Cool. that must have been a real thrill. Excellent.
Patti ... Don't rely on your hard drive. Make backup copies to a flash drive or CD. I lost some stuff once by accidentally dragging some documents to trash and emptying it. Spent hundreds of dollars for a computer salvager to try to recover my lost material. Only partially successful. Lesson learned. Now, i back up everything to flash drive. You may already do this, but always always back up to another source. Cheers ...
Some of the men's magazines I've written for never sent contributor copies and there have been periods of my life where I've lived in places (very conservative places) where no copies were available on local newsstands. So, like you, I have gaps in my files.
Every so often I cruise the web sites of used magazine sellers and locate my "missing" stories. I've not yet purchased any of the magazines (some are going for $30+), but I print out a copy of each magazine cover and update my records.

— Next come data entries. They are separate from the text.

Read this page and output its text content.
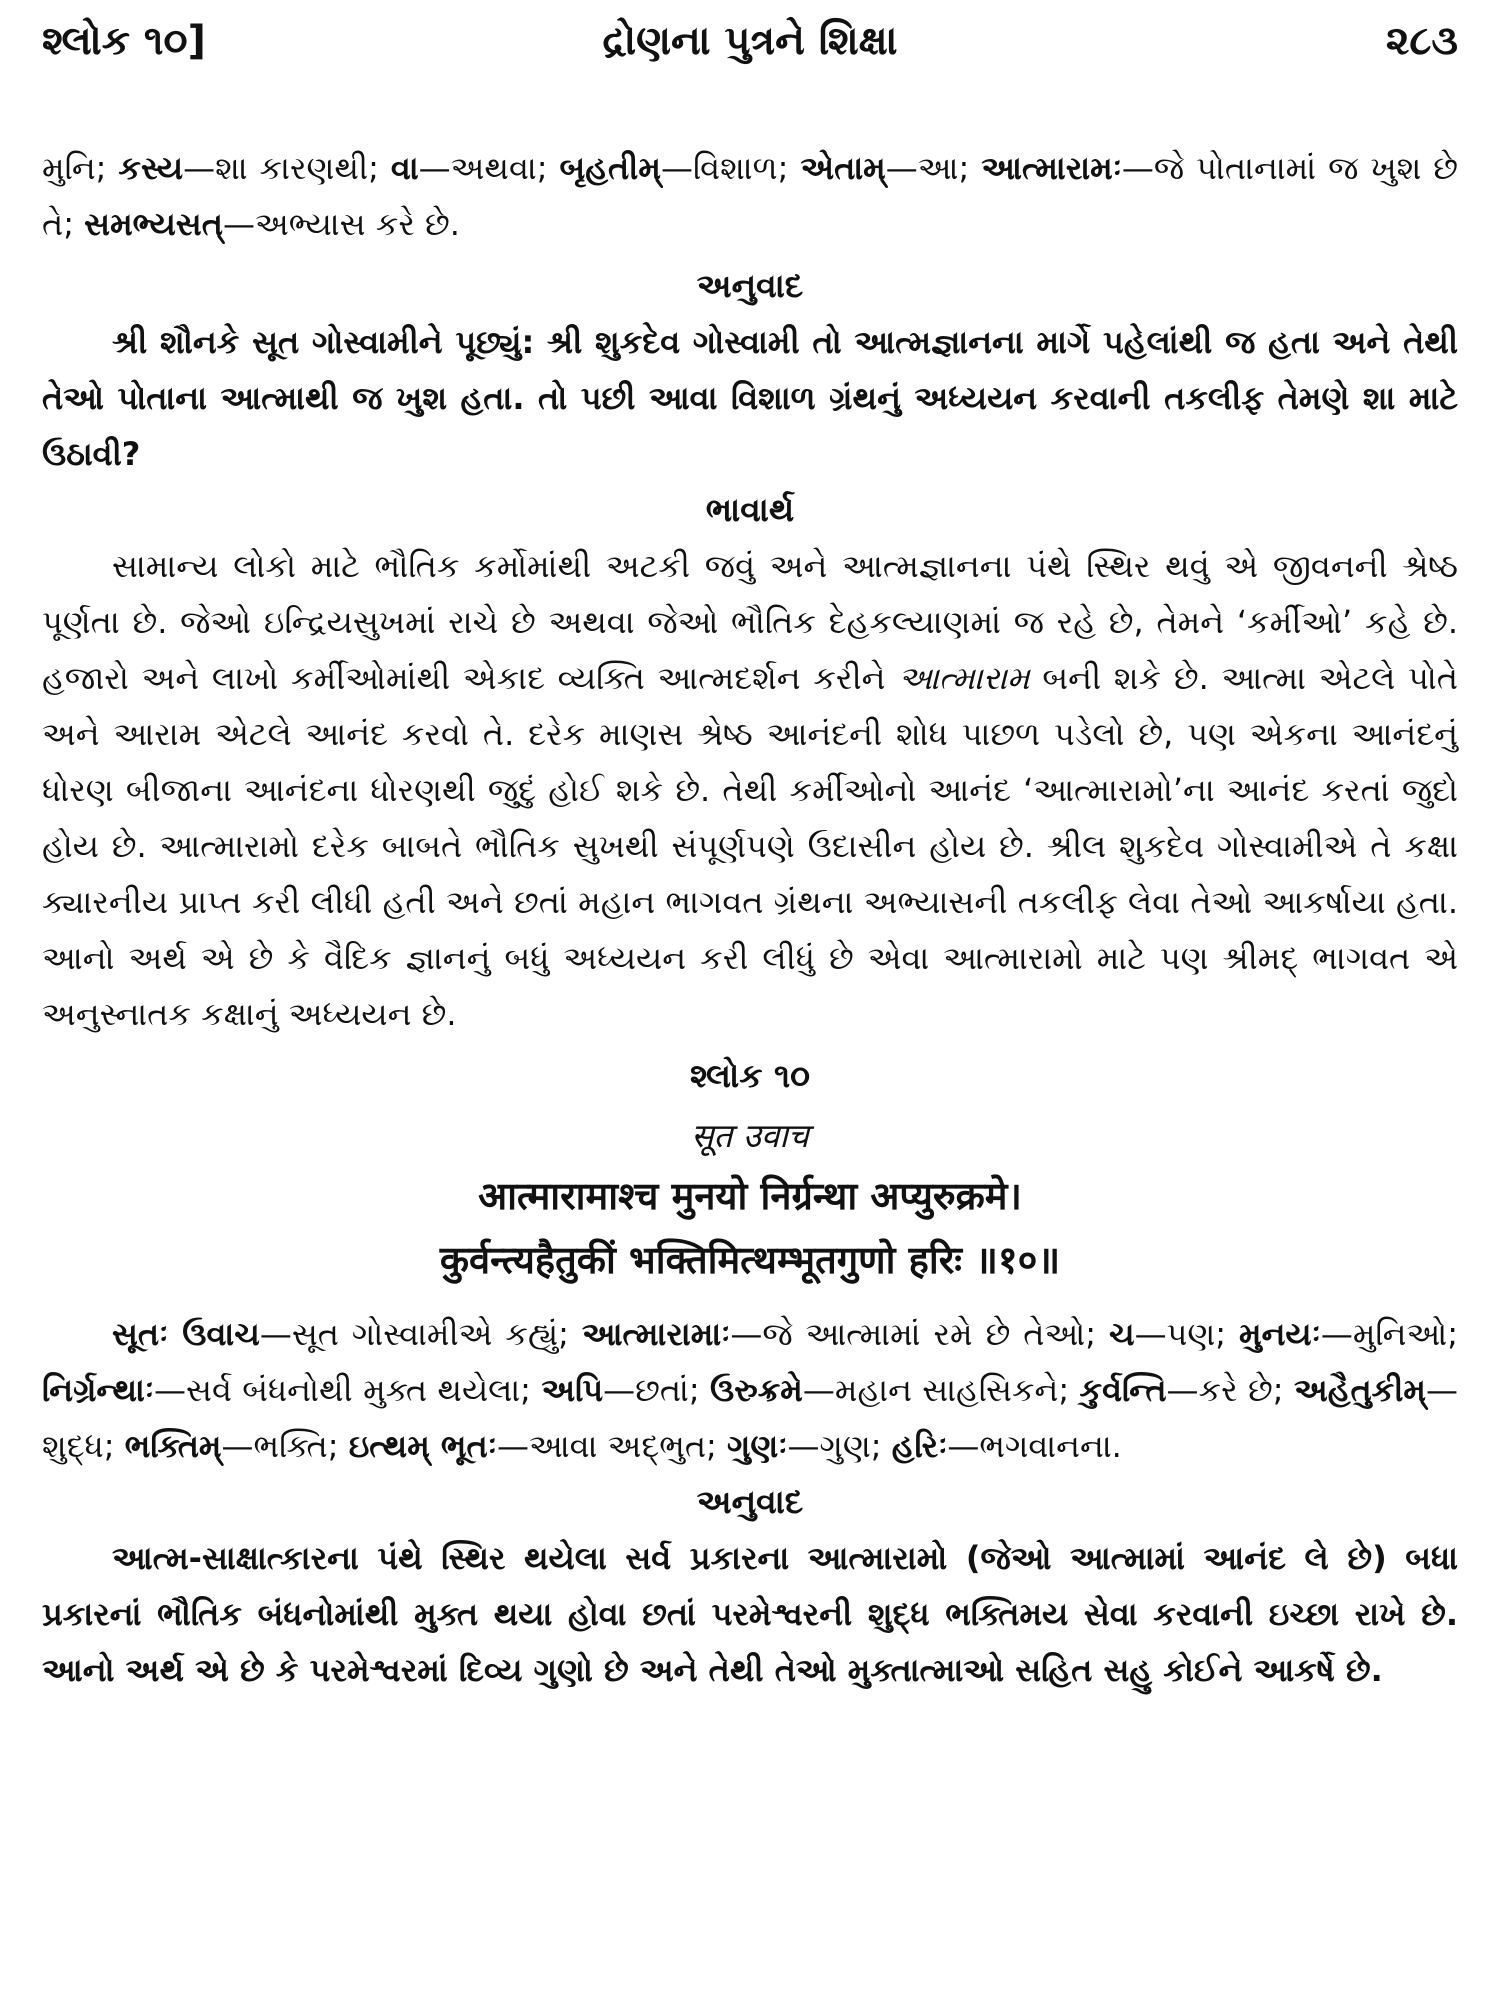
શ્લોક ૧૦]	દ્રોણના પુત્રને શિક્ષા	૨૮૩

મુનિ; કસ્ય—શા કારણથી; વા—અથવા; બૃહતીમ્—વિશાળ; એતામ્—આ; આત્મારામઃ—જે પોતાનામાં જ ખુશ છે તે; સમભ્યસત્—અભ્યાસ કરે છે.

અનુવાદ

શ્રી શૌનકે સૂત ગોસ્વામીને પૂછ્યું: શ્રી શુકદેવ ગોસ્વામી તો આત્મજ્ઞાનના માર્ગે પહેલાંથી જ હતા અને તેથી તેઓ પોતાના આત્માથી જ ખુશ હતા. તો પછી આવા વિશાળ ગ્રંથનું અધ્યયન કરવાની તકલીફ તેમણે શા માટે ઉઠાવી?

ભાવાર્થ

સામાન્ય લોકો માટે ભૌતિક કર્મોમાંથી અટકી જવું અને આત્મજ્ઞાનના પંથે સ્થિર થવું એ જીવનની શ્રેષ્ઠ પૂર્ણતા છે. જેઓ ઇન્દ્રિયસુખમાં રાચે છે અથવા જેઓ ભૌતિક દેહકલ્યાણમાં જ રહે છે, તેમને ‘કર્મીઓ’ કહે છે. હજારો અને લાખો કર્મીઓમાંથી એકાદ વ્યક્તિ આત્મદર્શન કરીને આત્મારામ બની શકે છે. આત્મા એટલે પોતે અને આરામ એટલે આનંદ કરવો તે. દરેક માણસ શ્રેષ્ઠ આનંદની શોધ પાછળ પડેલો છે, પણ એકના આનંદનું ધોરણ બીજાના આનંદના ધોરણથી જુદું હોઈ શકે છે. તેથી કર્મીઓનો આનંદ ‘આત્મારામો’ના આનંદ કરતાં જુદો હોય છે. આત્મારામો દરેક બાબતે ભૌતિક સુખથી સંપૂર્ણપણે ઉદાસીન હોય છે. શ્રીલ શુકદેવ ગોસ્વામીએ તે કક્ષા ક્યારનીય પ્રાપ્ત કરી લીધી હતી અને છતાં મહાન ભાગવત ગ્રંથના અભ્યાસની તકલીફ લેવા તેઓ આકર્ષાયા હતા. આનો અર્થ એ છે કે વૈદિક જ્ઞાનનું બધું અધ્યયન કરી લીધું છે એવા આત્મારામો માટે પણ શ્રીમદ્ ભાગવત એ અનુસ્નાતક કક્ષાનું અધ્યયન છે.

શ્લોક ૧૦

सूत उवाच

आत्मारामाश्च मुनयो निर्ग्रन्था अप्युरुक्रमे।

कुर्वन्त्यहैतुकीं भक्तिमित्थम्भूतगुणो हरिः ॥१०॥

સૂતઃ ઉવાચ—સૂત ગોસ્વામીએ કહ્યું; આત્મારામાઃ—જે આત્મામાં રમે છે તેઓ; ચ—પણ; મુનયઃ—મુનિઓ; નિર્ગ્રન્થાઃ—સર્વ બંધનોથી મુક્ત થયેલા; અપિ—છતાં; ઉરુક્રમે—મહાન સાહસિકને; કુર્વન્તિ—કરે છે; અહૈતુકીમ્—શુદ્ધ; ભક્તિમ્—ભક્તિ; ઇત્થમ્ ભૂતઃ—આવા અદ્ભુત; ગુણઃ—ગુણ; હરિઃ—ભગવાનના.

અનુવાદ

આત્મ-સાક્ષાત્કારના પંથે સ્થિર થયેલા સર્વ પ્રકારના આત્મારામો (જેઓ આત્મામાં આનંદ લે છે) બધા પ્રકારનાં ભૌતિક બંધનોમાંથી મુક્ત થયા હોવા છતાં પરમેશ્વરની શુદ્ધ ભક્તિમય સેવા કરવાની ઇચ્છા રાખે છે. આનો અર્થ એ છે કે પરમેશ્વરમાં દિવ્ય ગુણો છે અને તેથી તેઓ મુક્તાત્માઓ સહિત સહુ કોઈને આકર્ષે છે.
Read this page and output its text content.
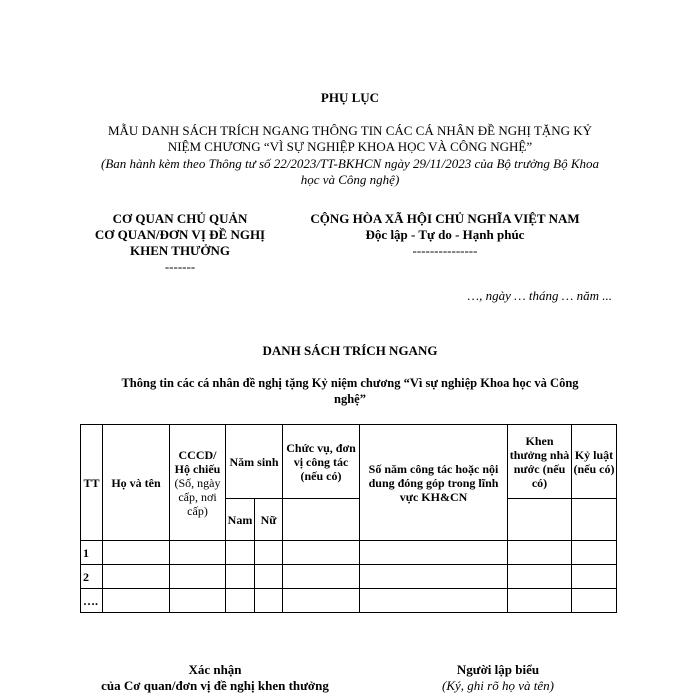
PHỤ LỤC
MẪU DANH SÁCH TRÍCH NGANG THÔNG TIN CÁC CÁ NHÂN ĐỀ NGHỊ TẶNG KỶ
NIỆM CHƯƠNG “VÌ SỰ NGHIỆP KHOA HỌC VÀ CÔNG NGHỆ”
(Ban hành kèm theo Thông tư số 22/2023/TT-BKHCN ngày 29/11/2023 của Bộ trưởng Bộ Khoa
học và Công nghệ)
CƠ QUAN CHỦ QUẢN
CƠ QUAN/ĐƠN VỊ ĐỀ NGHỊ
KHEN THƯỞNG
-------
CỘNG HÒA XÃ HỘI CHỦ NGHĨA VIỆT NAM
Độc lập - Tự do - Hạnh phúc
---------------
…, ngày … tháng … năm ...
DANH SÁCH TRÍCH NGANG
Thông tin các cá nhân đề nghị tặng Kỷ niệm chương “Vì sự nghiệp Khoa học và Công
nghệ”
TT	Họ và tên	CCCD/ Hộ chiếu (Số, ngày cấp, nơi cấp)	Năm sinh		Chức vụ, đơn vị công tác (nếu có)	Số năm công tác hoặc nội dung đóng góp trong lĩnh vực KH&CN	Khen thưởng nhà nước (nếu có)	Kỷ luật (nếu có)
			Nam	Nữ				
1								
2								
….								
Xác nhận
của Cơ quan/đơn vị đề nghị khen thưởng
Người lập biểu
(Ký, ghi rõ họ và tên)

Occasionally editors changed my titles; last week I discovered that I had written a story titled "F**king Hell" and I can't match that title up with anything in my files. Now I'm tempted to buy that magazine just to determine which differently-titled manuscript it matches up to.
Michael,
That's a great story. Like you, I never got contributor's copies of some of my stories. Some of them were sold to a company that published numerous different magazines, and a story might wind up in any of them, under a different title and a different pseudonym. They paid on acceptance, so there was no publication info on the checks. So I have no idea what happened to some of those stories.
Dugent (CAVALIER, DUDE, GENT, and NUGGET) was my favorite men's magazine publisher to write for, even though they paid on publication. They were prompt in responding and paying, always used my titles and pseudonyms, always sent contributor's copies, and when they occasionally reprinted one of my stories in an annual, they always paid me a reprint fee for it. And the editor, John Fox, was a really nice guy.
Dugent was really good to me, too. Alas, the company no longer exists and the publisher that bought some of the titles is nowhere near as writer-friendly. (Translated into English for the non-writers among us: Despite my being a regular contributor to various Dugent titles, the new publisher didn't purchase anything from me and, after several rejected submissions, I gave up trying.)
The market as a whole has changed during the past several years, and the ease of finding sexual material on the World Wide Web is probably to blame for most of the change. Back in the day it was possible to sell a mystery to GENT or a similar men's magazine and then later deftly edit out much of the sexual content and resell the story elsewhere.
Many of the men's magazines still publishing fiction of any kind seem to require much greater sexual content. Editing it out in an attempt to resell the story later would result in a manuscript containing nothing but conjunctions.
A few weeks ago I received a couple of rejections from a men's magazine I've been contributing to since 1993. The stories were rejected because they had "too much story and not enough sex." The stories were exactly the kind of things I'd been selling them for 15 years.
Sigh.
Time to find new markets.
Yeah, most of the stories I sold to Dugent were crime or mystery yarns with a sex scene thrown in. I never tried to resell any of them as actual mysteries, though. I had a series about a guy who wrote and directed porn films who also solved murders. Might be difficult to revise those. They were fun to write, though.
There are so many mysteries out there about store owners who solve crimes on the side. I've enjoyed reading some but have reached a point where florists and dogwalkers and tea shoppe owners no longer appeal. I need mysteries about more esoteric lines of work. Like a series about a director of porn who solves crimes on the side.... Maybe if you expanded the crime part of the story you could recycle men's mag bits as new paperbacks. Maybe pitch it to Hard Case Files. It certainly would be different.
Hard Case has already done a book set in the porn industry, Christa Faust's MONEY SHOT (which I highly recommend, by the way; great book), but there might be room for another one. I'll have to mull that over.
James, I think that's a great idea. Sleazy protagonists appeal to me, even though I know you wouldn't make him a scumbag like we see in early Willeford.
And Michael, thanks for your comments, very interesting!